Cümleyi Bölmek

Altyazının anlaşılır olması açısından en idealinin tek seferde tek cümle yazmak olduğu konusunda neredeyse herkes mutabık olsa da, ekrana tek seferde sığması mümkün olmayan bir cümle söz konusu olursa o cümleyi kaçınılmaz olarak iki hatta daha çok parçaya bölmek zorunda kaldığımızda nasıl bir yol izlememiz gerektiği hakkında genel bir kural yoktur.

Altyazıda maalesef üst paragrafta kurduğum gibi uzun cümleler kurmaya imkan yoktur. Seyircinin bir lafı okumak ve anlamak için genellikle birkaç saniyesi vardır. Sonra o yazı uçar. Seyirci anlamışsa filmden zevk alır, anlamamışsa çevirmene küfreder. Bu yüzden de kısa ve net olmak esastır.

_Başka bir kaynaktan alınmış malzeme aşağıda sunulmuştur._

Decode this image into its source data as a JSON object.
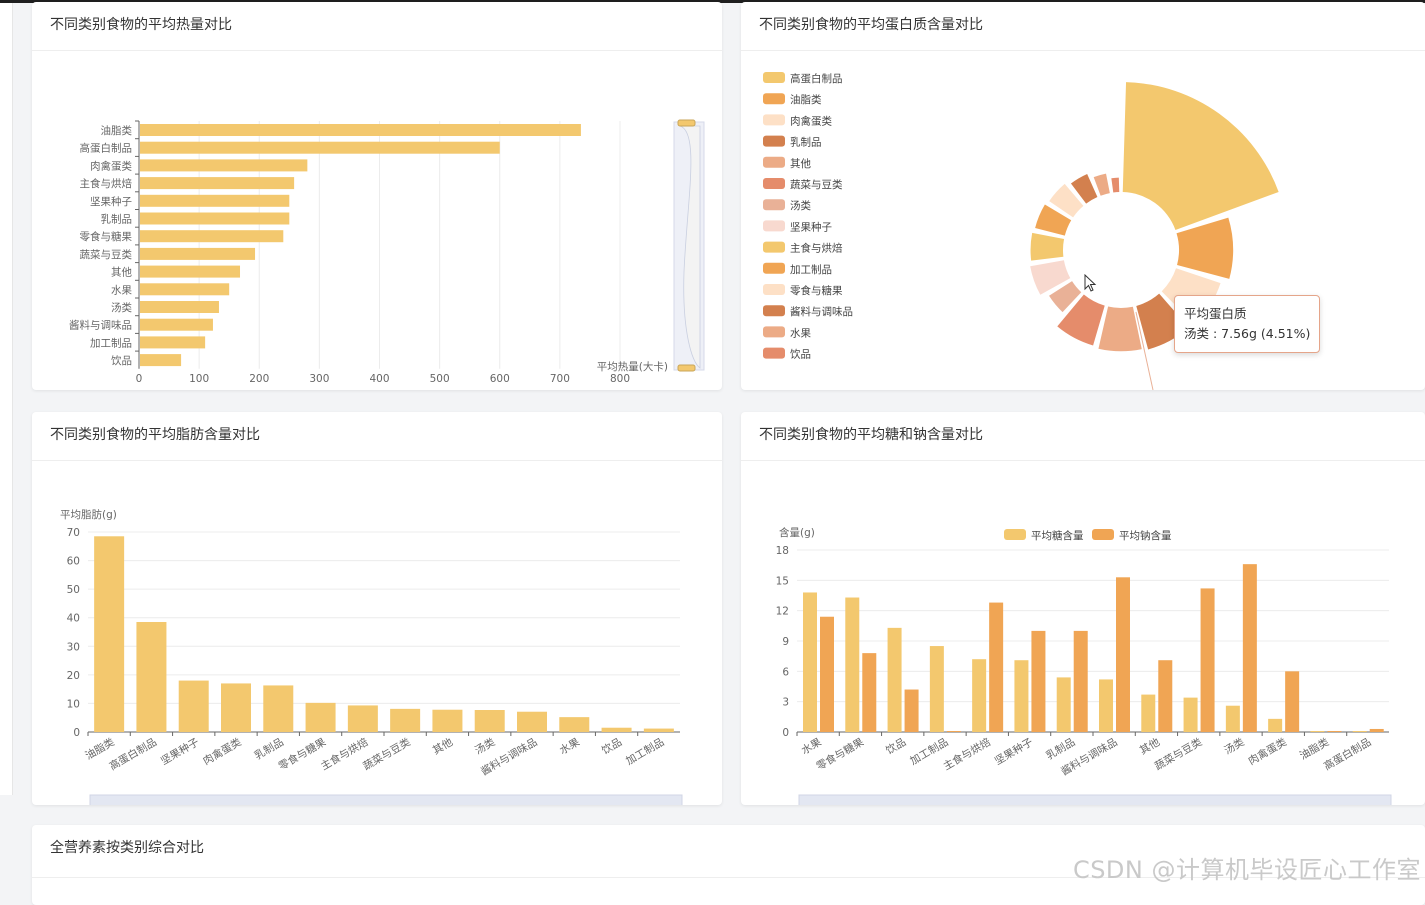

Aynı mantık uzun cümleleri bölerken de geçerlidir. Önemli olan edebiyat değeri yüksek cümleler kurmak değil, sade ve anlaşılır olmaktır.

Şu anda çevirisini yaptığım bir dizi filmdeki bir konuşmadan örnek vereyim:

  I got to find Charles before he divorces me for talking work at the game.

Her çevirmenin kendine göre bir tarzı vardır. Bu cümle bir altyazıda geçmiyor olsaydı şu şekilde çevirirdim:

Charles, maçta iş konuştuğum için beni boşamadan önce onu bulmalıyım.

İngilizce cümleyi birebir karşılayan, eksik bilgi içermeyen, anlaşılır bir çeviri oldu. Ama bir sorunumuz var. Bu cümle bu haliyle ekrana sığmıyor. Öyleyse ya kısaltmamız ya da ikiye bölmemiz gerekiyor. Yeteri kadar zamanımzın olduğunu varsayarak cümleyi bölelim:

Charles, maçta iş konuştuğum için...

...beni boşamadan önce onu bulmalıyım.

Cümleyi ikiye bölerken kafama göre bir kelime seçmek yerine okunduğu zaman anlam ifade edecek bir yerden böldüm. Böylece seyircinin önündeki  cümleyi algılaması rasgele bir bölme işlemine göre çok daha hızlandı. Bu şekliyle çevirinin amaca hizmet ettiği söylenebilir.

Ancak burada genel bir altın formülden değil, daha çok çevirmenin kendi tecrübesine ve genel yaklaşımına bağlı bir süreçten bahsediyoruz. Yukarıdaki çeviri her ne kadar işlevsel görünse de, bence seyircinin algısını hızlandırmak için yapılabilecek bir değişiklik var:

Maçta iş konuştuğum için
beni boşamadan...

...Charles'ı bulmalıyım.

Hem birkaç kelimeyi attım, hem de cümleyi iki eşit parçaya bölmek yerine ağırlığı ilk kısma vererek  seyirciyeokuması için daha çok bilgi verdim. Cümle kendi içinde yine rasgele bir yerden değil anlam ifade edecek bir yerden bölünüyor; ancak bu sefer seyirci ilk parçayı okumayı bitirdiğinde aktarılması gereken anlamın büyük bir çoğunluğunu zaten almış oluyor. Şimdi, cümlenin tamamını okuduğunda ulaşacağı anlama çok daha yakın. Öyleyse, uzun bir cümleyi bölerken iki eşit parçaya ayırmak yerine anlamın ağırlığını mümkün olduğunca ilk kısımda toplamak algıyı hızlandıracaktır.  Tabii bu yaklaşımın ne olursa olsun bir çevirmen tercihi olduğunu, herhangi bir bilimsel çalışmaya dayanmadığını da belirtmek zorundayım.